Many faces, many voices

Producing Healthy Local Food:
Emerging Farmers and Ethnic Communities in Massachusetts


Speaker: Frank Mangan, UMass Extension

"Immigrants are excited to see foods they haven’t seen in years, and there’s also a population that’s always interested in trying new foods . . . "


Facts at a Glance

  • The UMass Extension Vegetable Team provides immigrant populations with information on growing and marketing crops traditional to their regions.

  • The team has helped farmers in Massachusetts add over 10 new crops that are popular among Latinos, Brazilians and Asians.

  • Farmers’ sales have reached over $2,000,000.

Links

Cultural understanding, skilled marketing, and scientific research on agricultural practices have helped commercial farmers successfully grow and distribute crops traditional to Massachusetts’s immigrant populations.

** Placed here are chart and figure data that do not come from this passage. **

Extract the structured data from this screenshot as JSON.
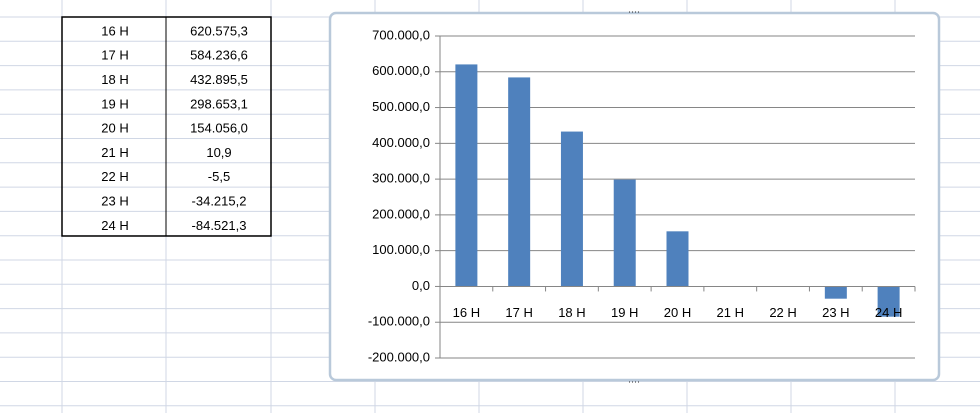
{
  "table": {
    "rows": [
      [
        "16 H",
        "620.575,3"
      ],
      [
        "17 H",
        "584.236,6"
      ],
      [
        "18 H",
        "432.895,5"
      ],
      [
        "19 H",
        "298.653,1"
      ],
      [
        "20 H",
        "154.056,0"
      ],
      [
        "21 H",
        "10,9"
      ],
      [
        "22 H",
        "-5,5"
      ],
      [
        "23 H",
        "-34.215,2"
      ],
      [
        "24 H",
        "-84.521,3"
      ]
    ]
  },
  "chart_data": {
    "type": "bar",
    "categories": [
      "16 H",
      "17 H",
      "18 H",
      "19 H",
      "20 H",
      "21 H",
      "22 H",
      "23 H",
      "24 H"
    ],
    "values": [
      620575.3,
      584236.6,
      432895.5,
      298653.1,
      154056.0,
      10.9,
      -5.5,
      -34215.2,
      -84521.3
    ],
    "color": "#4f81bd",
    "ylim": [
      -200000,
      700000
    ],
    "yticks": [
      {
        "value": -200000,
        "label": "-200.000,0"
      },
      {
        "value": -100000,
        "label": "-100.000,0"
      },
      {
        "value": 0,
        "label": "0,0"
      },
      {
        "value": 100000,
        "label": "100.000,0"
      },
      {
        "value": 200000,
        "label": "200.000,0"
      },
      {
        "value": 300000,
        "label": "300.000,0"
      },
      {
        "value": 400000,
        "label": "400.000,0"
      },
      {
        "value": 500000,
        "label": "500.000,0"
      },
      {
        "value": 600000,
        "label": "600.000,0"
      },
      {
        "value": 700000,
        "label": "700.000,0"
      }
    ],
    "grid": true
  }
}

The history of the collaborative team behind this successful project began with a phone call from a Spanish-speaking farmer to the University of Massachusetts Extension office. Because he speaks Spanish, the call found its way to Frank Mangan.

The farmer telephoned UMass Extension looking for a soil test and information on soil fertility; he was having trouble growing ají dulce, a pepper common in Puerto Rican cooking. Mangan, Extension Associate Professor, says he was curious. “We can grow other peppers — I wondered why this one would have trouble.” Mangan visited the farm, and the trouble, it turned out, was that the farmer was direct seeding.  Peppers have to be started early in Massachusetts because the growing season is much shorter than in tropical climates.

Ají dulce wasn’t the only new plant Mangan encountered that day. His subsequent work to develop the agricultural practices and infrastructure to produce, market, and distribute foods from immigrant communities was a result of his visit to the farm that day. Mangan, his assistants, and students began with research on agricultural practices for production of these tropical vegetables and herbs.

The support the UMass team offers now extends truly from farm to table. The process begins with the research on markets that determines which crops to grow and in what quantities, and agricultural research determines practices for successful production. The collaborative provides established and new farmers with this marketing and agricultural information, and the Nutrition Education Team creates and distributes informational materials on nutrition and recipes. “Each of these components is important,” says Mangan.

The collaborative’s work has grown from technical assistance to marketing and distribution support. “It all really took off when Maria Moreira joined the team,” says Mangan. Agricultural marketing specialist Moreira is herself an immigrant farmer, originally from Portugal’s Azores islands. With the team’s help, farmers in Massachusetts have added over 10 new crops that are popular among Latinos, Brazilians and Asians, and sales have reached over $2,000,000.

The UMass team has been expanding markets on several fronts. From Brazilian, Puerto Rican, and Southeast Asian crops, the team is now working with communities and foods from other regions, including Central America. These crops, nutritional information, and recipes will be available at several farmers’ markets in target communities of the Boston and Holyoke Collaboratives for Food and Fitness in 2008. The team not only works to expand the market for these specialty crops within immigrant communities, they also are reaching out to other markets.

“There’s great market potential for these crops,” says Mangan. “Immigrants are excited to see foods they haven’t seen in years, and there’s also a population that’s always interested in trying new foods.” With the agricultural and marketing assistance provided by his team, they are poised to grow these markets, support the success and growth of Massachusetts’s farmers, and put more healthy food on tables in Massachusetts and beyond.